Text blobs are a pain, but they are commonly used with data from email platforms, Salesforce, or dynamic UTMs. In these cases, the JOIN key is probably hidden in a blob of text.
For example, say you want to join your users table using the
user_id from the Salesforce notes column. But the notes data looks like this…
Ahmed (user_id: 1f65e898-0f67-4d34-8ac3-ae223bb71a79) called us today
First Attempt: Regex Parsing
Initially, you can try to use regex to parse the user_id out of the value column. This is always annoying but can get close.
If it works, then a simple subquery and join should do the trick. However, like any free text column, the regex may not work perfectly.

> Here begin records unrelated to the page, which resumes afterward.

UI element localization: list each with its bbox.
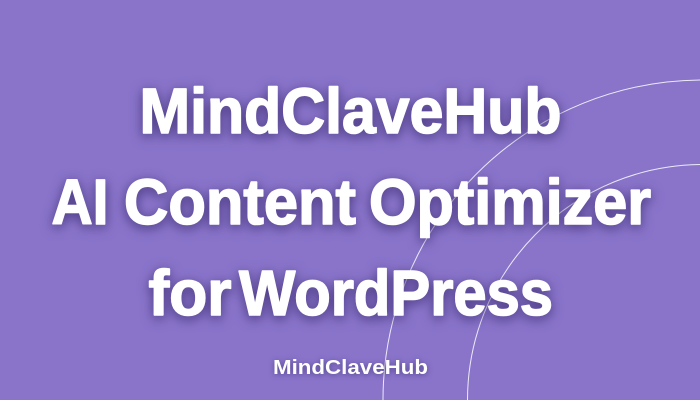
title: MindClaveHub — [140, 75, 562, 147]
title: WordPress — [239, 257, 553, 329]
decorative concentric arcs — [383, 80, 700, 400]
title — [52, 75, 651, 329]
title: for — [148, 257, 232, 329]
title: Optimizer — [369, 166, 651, 238]
title: Content — [124, 166, 356, 238]
brand name footer: MindClaveHub — [273, 356, 428, 379]
title: AI — [52, 166, 108, 238]
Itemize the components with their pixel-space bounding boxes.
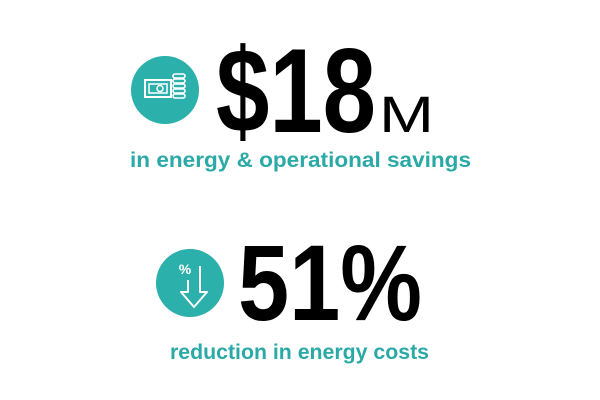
caption: reduction: reduction in energy costs <box>170 341 429 364</box>
stat block: savings <box>130 24 471 172</box>
icon: percent down arrow <box>156 249 224 317</box>
icon: money and coins <box>131 56 199 124</box>
icon: percent down arrow: % <box>179 261 192 277</box>
stat block: cost reduction <box>156 222 429 364</box>
big number: $18M: $18 <box>216 24 376 158</box>
big number: 51%: 51% <box>238 222 422 343</box>
stat block: savings: M <box>379 86 434 143</box>
caption: savings: in energy & operational savings <box>130 149 471 172</box>
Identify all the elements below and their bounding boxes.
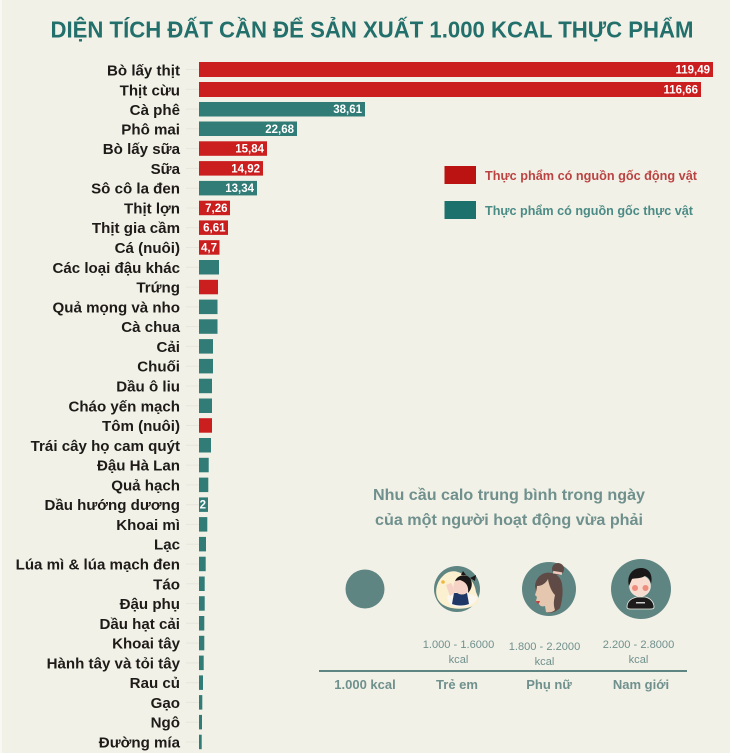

Regex can be risky when the structure of the data changes:
Ahmed (user: 1f65e898-0f67-4d34-8ac3-ae223bb71a79)
(references “user” not “user_id”)
When regex doesn’t work, use this hack…
Solution: Use the "ilike" SQL hack
ilike to JOIN data by creating a dynamic key:
SELECT ... FROM some_table a. -- structured data JOIN other_table b -- data with the text blob ON ( a.column ilike '%' || b.other_column || '%')
This can be a handy trick if you’re in a pinch, but it can also be slow, so use it with caution. And watch out for unwanted duplication in your JOIN if the “ilike” matches more than once!